Key Technical Parameters Table

Implementation Results

• Performance Indicator Achievement: Infrared image acquisition resolution reaches 1080P, temperature detection accuracy ±0.1℃, and data processing latency ≤15ms—meeting the requirements for fine target recognition and real-time response in medical scenarios.
• Miniaturization and Integration Breakthrough: The PCB board size is controlled at 48mm×45mm, successfully integrating multiple module functions. It is 12% smaller than the customer’s initial requirements, perfectly adapting to the installation space of humanoid robots.
• Improved Anti-interference and Reliability: The EMC pass rate reaches 98.5%, ensuring stable signal transmission in the robot’s complex electromagnetic environment. CNAS/CMA laboratory testing shows the product defect rate is reduced to below 0.3%, meeting the long-term operation requirements of medical devices.
• Optimized Mass Production Efficiency: Leveraging IPM technology’s vertical integration capabilities, the mass production cycle is compressed to 60% of the industry average, and BOM costs are reduced by 15%—helping customers accelerate product commercialization.
• Significant Thermal Management Effects: The core chip’s operating temperature is stabilized below 72℃, 18℃ lower than traditional solutions, effectively avoiding performance degradation and shortened lifespan caused by overheating.

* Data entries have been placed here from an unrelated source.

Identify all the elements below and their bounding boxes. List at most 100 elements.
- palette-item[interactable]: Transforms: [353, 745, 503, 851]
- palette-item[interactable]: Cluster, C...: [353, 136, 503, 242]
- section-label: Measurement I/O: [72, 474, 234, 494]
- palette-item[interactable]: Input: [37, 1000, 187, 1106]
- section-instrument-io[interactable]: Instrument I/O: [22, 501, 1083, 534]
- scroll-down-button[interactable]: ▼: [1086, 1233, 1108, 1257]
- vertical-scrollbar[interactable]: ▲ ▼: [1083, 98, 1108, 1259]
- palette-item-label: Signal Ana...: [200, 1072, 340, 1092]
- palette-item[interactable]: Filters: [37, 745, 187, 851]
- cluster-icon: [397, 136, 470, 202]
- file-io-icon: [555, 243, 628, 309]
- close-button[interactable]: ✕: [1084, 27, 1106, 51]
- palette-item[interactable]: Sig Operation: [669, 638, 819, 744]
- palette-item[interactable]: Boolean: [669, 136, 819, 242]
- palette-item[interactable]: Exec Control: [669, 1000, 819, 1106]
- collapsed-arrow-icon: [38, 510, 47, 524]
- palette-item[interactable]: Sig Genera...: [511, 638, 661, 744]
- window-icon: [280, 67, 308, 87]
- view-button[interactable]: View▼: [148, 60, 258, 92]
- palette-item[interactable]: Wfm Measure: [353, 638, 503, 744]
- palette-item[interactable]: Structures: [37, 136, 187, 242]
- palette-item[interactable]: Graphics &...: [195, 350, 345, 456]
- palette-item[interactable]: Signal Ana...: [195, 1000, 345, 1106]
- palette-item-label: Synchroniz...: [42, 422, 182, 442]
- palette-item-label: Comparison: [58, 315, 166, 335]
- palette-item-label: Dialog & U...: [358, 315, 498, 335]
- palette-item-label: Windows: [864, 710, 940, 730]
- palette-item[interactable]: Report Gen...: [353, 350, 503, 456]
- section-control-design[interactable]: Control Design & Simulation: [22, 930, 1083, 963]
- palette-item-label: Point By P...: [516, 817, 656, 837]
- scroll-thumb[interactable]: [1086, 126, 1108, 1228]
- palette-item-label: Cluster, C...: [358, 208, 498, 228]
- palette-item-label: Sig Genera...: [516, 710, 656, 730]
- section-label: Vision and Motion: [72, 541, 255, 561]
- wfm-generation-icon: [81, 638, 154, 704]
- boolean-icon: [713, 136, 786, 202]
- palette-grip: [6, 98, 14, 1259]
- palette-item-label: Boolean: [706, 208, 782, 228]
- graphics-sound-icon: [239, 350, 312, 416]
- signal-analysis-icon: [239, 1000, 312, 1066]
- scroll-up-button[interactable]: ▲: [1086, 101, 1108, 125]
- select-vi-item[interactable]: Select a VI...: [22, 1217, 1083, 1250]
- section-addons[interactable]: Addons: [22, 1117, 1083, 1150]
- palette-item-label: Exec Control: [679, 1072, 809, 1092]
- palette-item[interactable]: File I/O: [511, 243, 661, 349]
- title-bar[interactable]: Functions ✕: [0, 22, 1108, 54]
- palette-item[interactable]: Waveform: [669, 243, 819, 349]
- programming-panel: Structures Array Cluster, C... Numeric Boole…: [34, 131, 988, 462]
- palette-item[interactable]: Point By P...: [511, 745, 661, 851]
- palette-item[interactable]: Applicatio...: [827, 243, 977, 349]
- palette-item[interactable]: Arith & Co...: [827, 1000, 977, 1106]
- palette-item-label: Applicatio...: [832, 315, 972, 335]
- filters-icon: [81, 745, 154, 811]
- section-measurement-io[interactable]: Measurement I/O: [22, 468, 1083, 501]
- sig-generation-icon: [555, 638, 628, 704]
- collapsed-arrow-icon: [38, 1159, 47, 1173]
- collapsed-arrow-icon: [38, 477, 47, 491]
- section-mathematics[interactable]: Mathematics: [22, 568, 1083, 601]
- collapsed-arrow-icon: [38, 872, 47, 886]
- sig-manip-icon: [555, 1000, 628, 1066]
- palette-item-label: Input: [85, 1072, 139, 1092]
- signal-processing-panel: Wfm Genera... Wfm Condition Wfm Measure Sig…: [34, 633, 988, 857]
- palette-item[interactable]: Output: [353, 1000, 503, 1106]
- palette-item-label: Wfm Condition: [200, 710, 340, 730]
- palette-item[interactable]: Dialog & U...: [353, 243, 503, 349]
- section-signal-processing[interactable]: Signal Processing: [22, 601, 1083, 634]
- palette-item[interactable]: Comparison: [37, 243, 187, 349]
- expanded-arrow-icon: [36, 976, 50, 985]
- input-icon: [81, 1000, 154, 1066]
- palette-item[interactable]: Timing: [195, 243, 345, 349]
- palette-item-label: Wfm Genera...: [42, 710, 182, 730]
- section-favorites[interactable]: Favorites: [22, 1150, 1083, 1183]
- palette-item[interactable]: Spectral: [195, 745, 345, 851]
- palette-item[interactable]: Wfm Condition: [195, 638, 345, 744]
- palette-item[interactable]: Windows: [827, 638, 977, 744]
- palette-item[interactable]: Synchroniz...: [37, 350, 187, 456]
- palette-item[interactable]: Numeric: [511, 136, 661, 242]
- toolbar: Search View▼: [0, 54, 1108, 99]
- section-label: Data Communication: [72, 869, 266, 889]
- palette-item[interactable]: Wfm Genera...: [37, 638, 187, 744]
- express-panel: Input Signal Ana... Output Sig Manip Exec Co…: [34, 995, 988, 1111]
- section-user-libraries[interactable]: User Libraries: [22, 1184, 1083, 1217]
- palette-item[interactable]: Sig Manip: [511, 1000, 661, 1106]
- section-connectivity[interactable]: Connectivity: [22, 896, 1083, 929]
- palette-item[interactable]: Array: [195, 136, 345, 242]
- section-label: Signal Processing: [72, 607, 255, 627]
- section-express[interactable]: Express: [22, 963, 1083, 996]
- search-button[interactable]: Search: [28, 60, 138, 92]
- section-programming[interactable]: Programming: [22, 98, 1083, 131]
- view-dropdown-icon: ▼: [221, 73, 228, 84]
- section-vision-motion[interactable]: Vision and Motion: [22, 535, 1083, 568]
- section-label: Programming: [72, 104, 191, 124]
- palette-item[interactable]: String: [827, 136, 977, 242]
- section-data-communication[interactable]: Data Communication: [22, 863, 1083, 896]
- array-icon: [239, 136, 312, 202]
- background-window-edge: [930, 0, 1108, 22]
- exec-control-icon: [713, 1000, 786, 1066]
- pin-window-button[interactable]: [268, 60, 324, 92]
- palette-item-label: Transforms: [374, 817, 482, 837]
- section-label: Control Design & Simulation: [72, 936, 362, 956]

This solution deeply integrates core capabilities such as AI Vision System PCB Design, Miniaturized PCB, and Industrial Control PCB Solutions. Empowered by the full IPM technology chain, it successfully solves the industry pain points of "high precision + miniaturization + anti-interference + high reliability" for humanoid robot infrared camera control systems, providing key hardware support for intelligent upgrades in healthcare and embodied intelligence fields.